Fassio A, Cofano F, Cavallo G, Landolfo S
Biochem Biophys Res Commun. 1987 Apr 14;144(1):337-44. doi: 10.1016/s0006-291x(87)80515-6.
Treatment of mouse EL-4 cells with intracellular activators of protein kinase C, namely 4-phorbol 12-myristate 13-acetate (PMA) and diacylglycerol, resulted in 90% reduction in cell surface interferon-gamma (IFN-gamma) receptors as judged by iodinated-IFN-gamma binding. This did not seem to be due to a decreased in the receptor affinity, since that of the remaining surface receptors appeared to be significantly increased as shown in Scatchard plot analysis. Kinetics experiments revealed that a PMA treatment as short as 15 min was sufficient to induce a decrease of 30% of IFN-gamma receptors, whereas the highest levels of down-regulation were observed after 60-90 min. Treatment of EL-4 cells with calcium ionophore, A23187, although ineffective by itself, dramatically increased the ability of suboptimal PMA concentrations to mediate IFN-gamma receptor down-regulation. Finally, specificity studies revealed that PMA is particularly effective in decreasing the binding of IFN-gamma to T-lymphocytes. Altogether these results suggest a possible involvement of protein kinase C in the regulation of IFN-gamma receptor expression.

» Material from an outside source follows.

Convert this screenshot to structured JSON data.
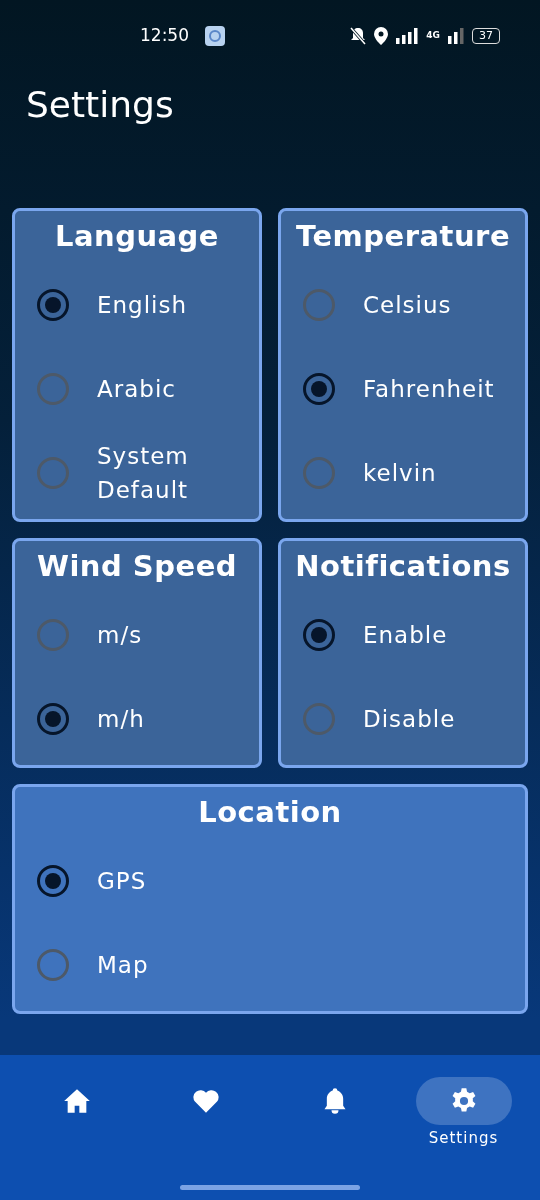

用蛋白激酶C的细胞内激活剂,即4-佛波醇12-肉豆蔻酸酯13-乙酸酯(PMA)和二酰基甘油处理小鼠EL-4细胞,通过碘化干扰素-γ(IFN-γ)结合判断,细胞表面IFN-γ受体减少了90%。这似乎不是由于受体亲和力降低,因为在Scatchard图分析中显示,剩余表面受体的亲和力似乎显著增加。动力学实验表明,短至15分钟的PMA处理足以诱导IFN-γ受体减少30%,而在60-90分钟后观察到最高水平的下调。用钙离子载体A23187处理EL-4细胞,尽管其本身无效,但显著增强了次优PMA浓度介导IFN-γ受体下调的能力。最后,特异性研究表明,PMA在降低IFN-γ与T淋巴细胞的结合方面特别有效。总之,这些结果表明蛋白激酶C可能参与了IFN-γ受体表达的调节。